Sejak kecil aku sudah terbiasa dengan kesendirian, tidak suka menjadi pusat perhatian bahkan diajak berbicara pun rasanya lidahku sulit sekali untuk digerakkan. Bibirku terkatup rapat, sulit untuk terbuka.
Seketika aku menghela nafas, merasa bersalah pada Ibuku sendiri. Aku tahu bahwa Ibuku sering menangis karenaku, hanya saja Ibu pandai menyembunyikan kesedihannya padaku.
Andai saja Ibu tahu bahwa aku pun tersiksa jika terus seperti ini. Anak yang memiliki masalah dalam mental memang tak mudah untuk Ibuku hadapi seorang diri.
Entah kenapa aku saat ini tiba-tiba ingin menangis, air mataku keluar begitu saja dari mataku. Rasa sesak didada pun mulai terasa, dimana rasa itu setiap kali muncul kapan saja, entah itu karena kesepian, bosan, atau tidak memiliki teman. Itu adalah bagian dari rasa traumaku jika kembali muncul.
Bukan aku merasa ingin dikasihani, hanya saja inilah aku dengan traumaku. Jika kalian tidak bisa memahamiku, maka cukuplah kalian diam dan memperhatikanku dari jauh.
Aku yang seperti ini membuatku menjadi seorang yang senang menyendiri. Orang bilang aku adalah anak Introvert, tak senang dengan keramaian dan lebih menyukai kesendirian.
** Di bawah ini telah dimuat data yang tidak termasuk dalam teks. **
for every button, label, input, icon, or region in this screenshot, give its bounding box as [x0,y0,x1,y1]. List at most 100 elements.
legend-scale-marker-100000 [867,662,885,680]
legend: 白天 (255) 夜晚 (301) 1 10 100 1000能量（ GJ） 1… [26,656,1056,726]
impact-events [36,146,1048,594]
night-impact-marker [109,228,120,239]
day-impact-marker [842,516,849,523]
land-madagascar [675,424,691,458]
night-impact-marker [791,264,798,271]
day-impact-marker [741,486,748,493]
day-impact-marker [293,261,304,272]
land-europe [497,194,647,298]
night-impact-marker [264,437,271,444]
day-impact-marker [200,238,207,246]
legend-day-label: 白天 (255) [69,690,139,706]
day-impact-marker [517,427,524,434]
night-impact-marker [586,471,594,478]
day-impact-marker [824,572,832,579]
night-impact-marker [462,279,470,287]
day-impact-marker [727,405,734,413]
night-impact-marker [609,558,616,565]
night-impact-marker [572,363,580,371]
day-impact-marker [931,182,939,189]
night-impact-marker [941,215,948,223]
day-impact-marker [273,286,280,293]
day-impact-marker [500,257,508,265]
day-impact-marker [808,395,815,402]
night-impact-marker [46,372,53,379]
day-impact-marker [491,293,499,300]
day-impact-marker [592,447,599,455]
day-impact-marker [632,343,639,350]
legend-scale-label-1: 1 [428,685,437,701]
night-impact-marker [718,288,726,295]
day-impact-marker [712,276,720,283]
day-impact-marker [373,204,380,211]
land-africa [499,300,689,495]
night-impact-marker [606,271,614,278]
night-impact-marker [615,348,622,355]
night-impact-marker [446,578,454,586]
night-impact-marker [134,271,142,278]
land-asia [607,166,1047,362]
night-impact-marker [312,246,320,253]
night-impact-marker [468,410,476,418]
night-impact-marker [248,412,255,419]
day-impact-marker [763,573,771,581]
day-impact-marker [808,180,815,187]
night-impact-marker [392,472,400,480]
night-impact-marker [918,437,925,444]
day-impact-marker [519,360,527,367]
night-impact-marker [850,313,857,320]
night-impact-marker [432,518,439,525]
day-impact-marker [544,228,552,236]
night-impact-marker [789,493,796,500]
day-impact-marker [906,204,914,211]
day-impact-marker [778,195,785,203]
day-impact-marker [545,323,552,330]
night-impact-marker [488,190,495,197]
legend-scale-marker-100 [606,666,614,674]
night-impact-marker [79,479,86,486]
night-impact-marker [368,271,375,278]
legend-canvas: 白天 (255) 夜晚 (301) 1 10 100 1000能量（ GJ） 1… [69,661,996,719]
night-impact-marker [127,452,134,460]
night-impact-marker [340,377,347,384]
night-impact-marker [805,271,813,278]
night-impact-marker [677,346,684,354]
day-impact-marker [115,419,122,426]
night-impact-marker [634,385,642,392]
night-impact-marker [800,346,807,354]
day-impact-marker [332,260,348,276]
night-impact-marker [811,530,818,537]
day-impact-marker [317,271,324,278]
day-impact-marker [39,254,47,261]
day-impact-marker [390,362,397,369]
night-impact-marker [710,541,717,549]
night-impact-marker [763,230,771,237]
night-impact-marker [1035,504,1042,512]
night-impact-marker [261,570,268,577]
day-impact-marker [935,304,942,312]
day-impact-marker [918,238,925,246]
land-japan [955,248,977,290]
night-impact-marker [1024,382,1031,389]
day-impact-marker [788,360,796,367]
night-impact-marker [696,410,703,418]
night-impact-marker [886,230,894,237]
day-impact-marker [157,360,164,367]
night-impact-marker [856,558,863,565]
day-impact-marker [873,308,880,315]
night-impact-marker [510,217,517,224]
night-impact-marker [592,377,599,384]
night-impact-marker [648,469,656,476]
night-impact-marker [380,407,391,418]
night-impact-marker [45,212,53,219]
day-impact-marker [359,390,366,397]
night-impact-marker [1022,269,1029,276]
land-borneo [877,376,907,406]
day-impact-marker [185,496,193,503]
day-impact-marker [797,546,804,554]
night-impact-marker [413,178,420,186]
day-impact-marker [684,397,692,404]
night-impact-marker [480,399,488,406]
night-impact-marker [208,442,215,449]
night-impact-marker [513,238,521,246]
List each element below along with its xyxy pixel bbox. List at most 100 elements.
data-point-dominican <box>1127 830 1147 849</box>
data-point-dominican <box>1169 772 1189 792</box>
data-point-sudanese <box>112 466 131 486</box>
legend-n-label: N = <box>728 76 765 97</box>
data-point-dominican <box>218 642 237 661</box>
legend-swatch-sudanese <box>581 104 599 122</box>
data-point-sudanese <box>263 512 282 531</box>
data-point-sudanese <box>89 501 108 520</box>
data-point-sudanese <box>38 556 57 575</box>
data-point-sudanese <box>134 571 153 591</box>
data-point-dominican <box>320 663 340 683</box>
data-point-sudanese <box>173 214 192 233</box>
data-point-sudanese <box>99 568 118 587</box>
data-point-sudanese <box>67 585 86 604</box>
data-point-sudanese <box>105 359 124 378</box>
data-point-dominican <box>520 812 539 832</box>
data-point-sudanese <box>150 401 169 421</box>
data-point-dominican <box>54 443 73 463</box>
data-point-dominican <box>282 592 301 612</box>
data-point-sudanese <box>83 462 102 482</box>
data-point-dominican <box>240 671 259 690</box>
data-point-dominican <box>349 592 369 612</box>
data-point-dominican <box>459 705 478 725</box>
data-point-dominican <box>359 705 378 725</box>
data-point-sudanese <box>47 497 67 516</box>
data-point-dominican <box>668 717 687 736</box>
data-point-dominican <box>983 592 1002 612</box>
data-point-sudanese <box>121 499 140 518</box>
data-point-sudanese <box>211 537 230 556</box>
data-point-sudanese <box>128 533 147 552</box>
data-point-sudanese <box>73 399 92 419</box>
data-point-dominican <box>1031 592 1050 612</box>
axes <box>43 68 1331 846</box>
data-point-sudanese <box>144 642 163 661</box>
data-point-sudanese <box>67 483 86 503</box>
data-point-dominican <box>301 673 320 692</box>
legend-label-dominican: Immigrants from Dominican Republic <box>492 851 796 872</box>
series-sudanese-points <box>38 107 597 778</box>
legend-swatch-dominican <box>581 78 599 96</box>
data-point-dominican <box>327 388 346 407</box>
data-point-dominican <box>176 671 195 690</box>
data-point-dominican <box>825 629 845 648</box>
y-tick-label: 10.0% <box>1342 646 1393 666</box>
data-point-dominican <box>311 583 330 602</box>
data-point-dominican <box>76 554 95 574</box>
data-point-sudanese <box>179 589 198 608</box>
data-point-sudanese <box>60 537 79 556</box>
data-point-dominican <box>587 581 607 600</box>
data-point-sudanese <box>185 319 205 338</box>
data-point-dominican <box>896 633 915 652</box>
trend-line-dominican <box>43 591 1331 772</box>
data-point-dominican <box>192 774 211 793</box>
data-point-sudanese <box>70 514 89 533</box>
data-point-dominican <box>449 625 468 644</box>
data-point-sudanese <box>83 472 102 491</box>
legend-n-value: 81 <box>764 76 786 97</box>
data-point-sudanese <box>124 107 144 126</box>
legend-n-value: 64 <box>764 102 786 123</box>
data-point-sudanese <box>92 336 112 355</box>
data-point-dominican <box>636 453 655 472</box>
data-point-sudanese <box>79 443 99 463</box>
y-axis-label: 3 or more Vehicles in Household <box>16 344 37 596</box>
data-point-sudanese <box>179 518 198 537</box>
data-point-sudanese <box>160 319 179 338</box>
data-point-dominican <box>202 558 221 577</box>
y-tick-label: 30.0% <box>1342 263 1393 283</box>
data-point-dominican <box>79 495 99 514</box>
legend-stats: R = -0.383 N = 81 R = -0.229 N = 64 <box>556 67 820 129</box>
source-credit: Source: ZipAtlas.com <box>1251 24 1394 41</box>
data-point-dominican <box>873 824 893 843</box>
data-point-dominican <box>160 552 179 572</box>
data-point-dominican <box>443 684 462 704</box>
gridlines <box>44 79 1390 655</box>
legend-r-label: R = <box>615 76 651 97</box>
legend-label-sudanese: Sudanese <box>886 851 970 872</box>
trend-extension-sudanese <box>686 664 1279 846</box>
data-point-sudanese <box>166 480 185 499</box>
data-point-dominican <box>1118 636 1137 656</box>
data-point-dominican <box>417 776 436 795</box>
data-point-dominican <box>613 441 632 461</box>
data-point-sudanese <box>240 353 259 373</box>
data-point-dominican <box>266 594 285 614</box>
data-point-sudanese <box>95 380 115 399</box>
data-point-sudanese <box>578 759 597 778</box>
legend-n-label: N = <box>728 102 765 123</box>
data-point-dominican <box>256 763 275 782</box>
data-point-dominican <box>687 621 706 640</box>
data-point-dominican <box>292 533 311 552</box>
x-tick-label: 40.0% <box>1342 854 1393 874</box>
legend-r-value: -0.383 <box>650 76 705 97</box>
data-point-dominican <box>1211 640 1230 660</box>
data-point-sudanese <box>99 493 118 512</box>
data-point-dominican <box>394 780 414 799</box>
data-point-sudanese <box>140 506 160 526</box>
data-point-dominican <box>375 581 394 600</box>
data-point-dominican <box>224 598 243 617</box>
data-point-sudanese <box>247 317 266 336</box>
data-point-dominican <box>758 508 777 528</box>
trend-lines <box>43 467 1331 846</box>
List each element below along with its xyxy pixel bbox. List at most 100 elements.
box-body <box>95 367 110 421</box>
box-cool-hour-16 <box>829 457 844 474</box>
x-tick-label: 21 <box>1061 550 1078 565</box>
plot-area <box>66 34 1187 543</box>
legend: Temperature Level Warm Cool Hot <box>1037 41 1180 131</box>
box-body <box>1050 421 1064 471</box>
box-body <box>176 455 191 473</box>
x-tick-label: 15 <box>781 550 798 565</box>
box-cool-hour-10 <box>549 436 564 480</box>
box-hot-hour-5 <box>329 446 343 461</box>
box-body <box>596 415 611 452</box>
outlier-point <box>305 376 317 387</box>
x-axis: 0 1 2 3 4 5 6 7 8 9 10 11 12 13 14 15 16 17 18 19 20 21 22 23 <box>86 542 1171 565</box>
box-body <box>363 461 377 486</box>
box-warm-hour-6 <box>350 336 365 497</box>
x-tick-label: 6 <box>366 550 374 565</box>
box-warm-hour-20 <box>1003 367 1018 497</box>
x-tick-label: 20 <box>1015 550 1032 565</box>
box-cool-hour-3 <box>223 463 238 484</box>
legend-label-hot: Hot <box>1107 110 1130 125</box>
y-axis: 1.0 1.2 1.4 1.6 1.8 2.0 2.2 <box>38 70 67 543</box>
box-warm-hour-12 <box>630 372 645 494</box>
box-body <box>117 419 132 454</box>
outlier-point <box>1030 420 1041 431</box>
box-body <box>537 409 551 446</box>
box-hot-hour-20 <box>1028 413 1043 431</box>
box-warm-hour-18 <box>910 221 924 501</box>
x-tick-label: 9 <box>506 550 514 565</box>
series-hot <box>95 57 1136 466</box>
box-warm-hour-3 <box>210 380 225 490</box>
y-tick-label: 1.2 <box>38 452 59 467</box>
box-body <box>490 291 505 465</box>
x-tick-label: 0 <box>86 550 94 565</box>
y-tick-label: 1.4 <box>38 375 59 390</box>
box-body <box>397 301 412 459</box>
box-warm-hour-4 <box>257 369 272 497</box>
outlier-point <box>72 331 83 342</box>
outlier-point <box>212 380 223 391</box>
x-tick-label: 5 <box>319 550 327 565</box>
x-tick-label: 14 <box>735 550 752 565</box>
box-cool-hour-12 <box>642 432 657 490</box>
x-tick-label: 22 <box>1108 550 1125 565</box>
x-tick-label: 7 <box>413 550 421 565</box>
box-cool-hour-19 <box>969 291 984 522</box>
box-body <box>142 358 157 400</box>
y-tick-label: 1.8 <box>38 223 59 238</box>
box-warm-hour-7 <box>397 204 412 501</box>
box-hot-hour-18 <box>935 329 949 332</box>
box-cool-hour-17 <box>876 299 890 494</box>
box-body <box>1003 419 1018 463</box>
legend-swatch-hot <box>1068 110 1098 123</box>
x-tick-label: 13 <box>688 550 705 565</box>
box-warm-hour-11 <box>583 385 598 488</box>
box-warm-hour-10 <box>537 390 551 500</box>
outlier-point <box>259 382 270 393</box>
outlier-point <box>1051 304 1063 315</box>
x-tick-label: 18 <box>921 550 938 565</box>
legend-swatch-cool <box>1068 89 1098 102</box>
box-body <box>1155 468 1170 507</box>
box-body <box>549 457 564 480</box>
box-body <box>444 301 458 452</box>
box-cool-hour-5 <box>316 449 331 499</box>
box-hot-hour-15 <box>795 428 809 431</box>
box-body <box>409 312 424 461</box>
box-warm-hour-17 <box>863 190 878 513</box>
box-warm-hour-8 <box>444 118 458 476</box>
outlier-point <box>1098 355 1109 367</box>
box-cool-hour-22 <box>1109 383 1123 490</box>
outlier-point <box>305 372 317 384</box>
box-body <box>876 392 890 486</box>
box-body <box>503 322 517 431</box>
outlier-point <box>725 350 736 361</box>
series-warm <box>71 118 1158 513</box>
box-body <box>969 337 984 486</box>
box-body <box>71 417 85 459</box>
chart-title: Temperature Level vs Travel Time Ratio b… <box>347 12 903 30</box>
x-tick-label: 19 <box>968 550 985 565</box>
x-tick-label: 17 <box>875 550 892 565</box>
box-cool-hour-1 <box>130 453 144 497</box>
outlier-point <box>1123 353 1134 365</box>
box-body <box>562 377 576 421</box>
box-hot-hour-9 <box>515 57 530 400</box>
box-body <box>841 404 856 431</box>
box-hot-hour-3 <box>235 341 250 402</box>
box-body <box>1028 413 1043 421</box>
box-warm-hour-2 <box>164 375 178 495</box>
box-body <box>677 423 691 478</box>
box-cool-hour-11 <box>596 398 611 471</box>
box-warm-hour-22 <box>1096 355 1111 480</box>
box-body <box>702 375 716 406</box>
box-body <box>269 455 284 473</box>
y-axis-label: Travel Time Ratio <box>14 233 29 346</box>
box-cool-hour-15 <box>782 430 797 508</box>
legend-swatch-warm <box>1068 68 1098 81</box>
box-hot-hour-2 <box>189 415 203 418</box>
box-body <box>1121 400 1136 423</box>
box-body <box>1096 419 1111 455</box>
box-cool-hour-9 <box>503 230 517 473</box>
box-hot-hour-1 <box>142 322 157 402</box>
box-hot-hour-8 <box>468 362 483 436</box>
Terkadang aku tidak mengerti, mengapa Tuhan memberiku ujian seberat ini. Aku benci pada diriku sendiri yang sudah membuat Ibuku sedih.
Rasanya aku ingin pergi dari dunia ini, tetapi Ibuku akan jauh lebih bersedih jika aku meninggalkannya seorang diri. Ibu pasti merasa kesepian jika tinggal seorang diri disini.
"Ayah, seandainya Ayah tahu, banyak sekali kesulitan yang Ibu alami karena Via. Ayah juga pasti gak akan suka Via, karena Via selalu bikin Ibu sedih. Maafin Via, Yah."
Kembali air mataku menetes, aku benar-benar sudah tak tahu lagi harus berbuat apa. Aku benar-benar membenci diriku yang seperti ini.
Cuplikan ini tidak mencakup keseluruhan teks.